An :class:`AddressList` instance has the following methods:


.. method:: AddressList.__len__()

   Return the number of addresses in the address list.


.. method:: AddressList.__str__()

   Return a canonicalized string representation of the address list. Addresses are
   rendered in "name" <host@domain> form, comma-separated.


.. method:: AddressList.__add__(alist)

   Return a new :class:`AddressList` instance that contains all addresses in both
   :class:`AddressList` operands, with duplicates removed (set union).


.. method:: AddressList.__iadd__(alist)

   In-place version of :meth:`__add__`; turns this :class:`AddressList` instance
   into the union of itself and the right-hand instance, *alist*.

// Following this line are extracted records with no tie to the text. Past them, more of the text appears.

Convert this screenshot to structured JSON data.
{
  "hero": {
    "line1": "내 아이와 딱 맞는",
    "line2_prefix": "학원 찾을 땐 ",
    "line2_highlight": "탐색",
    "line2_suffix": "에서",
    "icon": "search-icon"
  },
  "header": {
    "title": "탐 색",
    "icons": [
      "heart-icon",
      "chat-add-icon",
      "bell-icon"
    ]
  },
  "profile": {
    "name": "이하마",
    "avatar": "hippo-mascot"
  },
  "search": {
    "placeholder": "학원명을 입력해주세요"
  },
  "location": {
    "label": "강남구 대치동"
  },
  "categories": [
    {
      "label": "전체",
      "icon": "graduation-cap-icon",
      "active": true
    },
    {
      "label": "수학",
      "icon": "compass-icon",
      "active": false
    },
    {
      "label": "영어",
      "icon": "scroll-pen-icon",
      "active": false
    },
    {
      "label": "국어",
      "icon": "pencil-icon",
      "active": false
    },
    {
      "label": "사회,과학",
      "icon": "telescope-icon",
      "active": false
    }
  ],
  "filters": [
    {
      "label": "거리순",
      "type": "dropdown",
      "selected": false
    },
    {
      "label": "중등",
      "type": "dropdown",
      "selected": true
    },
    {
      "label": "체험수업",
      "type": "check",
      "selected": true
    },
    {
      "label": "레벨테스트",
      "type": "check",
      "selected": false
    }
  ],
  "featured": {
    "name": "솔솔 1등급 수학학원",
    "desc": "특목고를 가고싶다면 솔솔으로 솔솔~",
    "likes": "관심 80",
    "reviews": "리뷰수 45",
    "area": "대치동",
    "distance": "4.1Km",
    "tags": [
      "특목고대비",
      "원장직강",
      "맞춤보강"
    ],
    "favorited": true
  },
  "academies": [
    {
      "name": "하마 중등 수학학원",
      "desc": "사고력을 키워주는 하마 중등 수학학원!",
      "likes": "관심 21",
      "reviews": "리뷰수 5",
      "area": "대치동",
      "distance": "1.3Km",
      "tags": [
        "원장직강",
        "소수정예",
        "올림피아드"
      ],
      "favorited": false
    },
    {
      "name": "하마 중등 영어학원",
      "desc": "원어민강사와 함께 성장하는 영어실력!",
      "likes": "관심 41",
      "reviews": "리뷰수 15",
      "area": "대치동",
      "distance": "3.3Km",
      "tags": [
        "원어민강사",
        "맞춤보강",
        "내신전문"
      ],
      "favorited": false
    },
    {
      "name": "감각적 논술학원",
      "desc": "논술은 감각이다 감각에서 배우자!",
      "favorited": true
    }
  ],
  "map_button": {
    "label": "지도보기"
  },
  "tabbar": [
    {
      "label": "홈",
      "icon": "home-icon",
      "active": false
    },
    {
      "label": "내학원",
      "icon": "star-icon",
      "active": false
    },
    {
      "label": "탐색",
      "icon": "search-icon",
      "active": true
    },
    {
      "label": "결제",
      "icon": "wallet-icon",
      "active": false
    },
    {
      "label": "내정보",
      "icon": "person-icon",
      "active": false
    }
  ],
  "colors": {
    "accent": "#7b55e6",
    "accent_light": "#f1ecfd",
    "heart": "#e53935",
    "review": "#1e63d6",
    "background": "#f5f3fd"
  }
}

.. method:: AddressList.__sub__(alist)

   Return a new :class:`AddressList` instance that contains every address in the
   left-hand :class:`AddressList` operand that is not present in the right-hand
   address operand (set difference).


.. method:: AddressList.__isub__(alist)

   In-place version of :meth:`__sub__`, removing addresses in this list which are
   also in *alist*.

Finally, :class:`AddressList` instances have one public instance variable:


.. attribute:: AddressList.addresslist

   A list of tuple string pairs, one per address.  In each member, the first is the
   canonicalized name part, the second is the actual route-address (``'@'``\
   -separated username-host.domain pair).

.. rubric:: Footnotes

.. [#] This module originally conformed to :rfc:`822`, hence the name.  Since then,
   :rfc:`2822` has been released as an update to :rfc:`822`.  This module should be
   considered :rfc:`2822`\ -conformant, especially in cases where the syntax or
   semantics have changed since :rfc:`822`.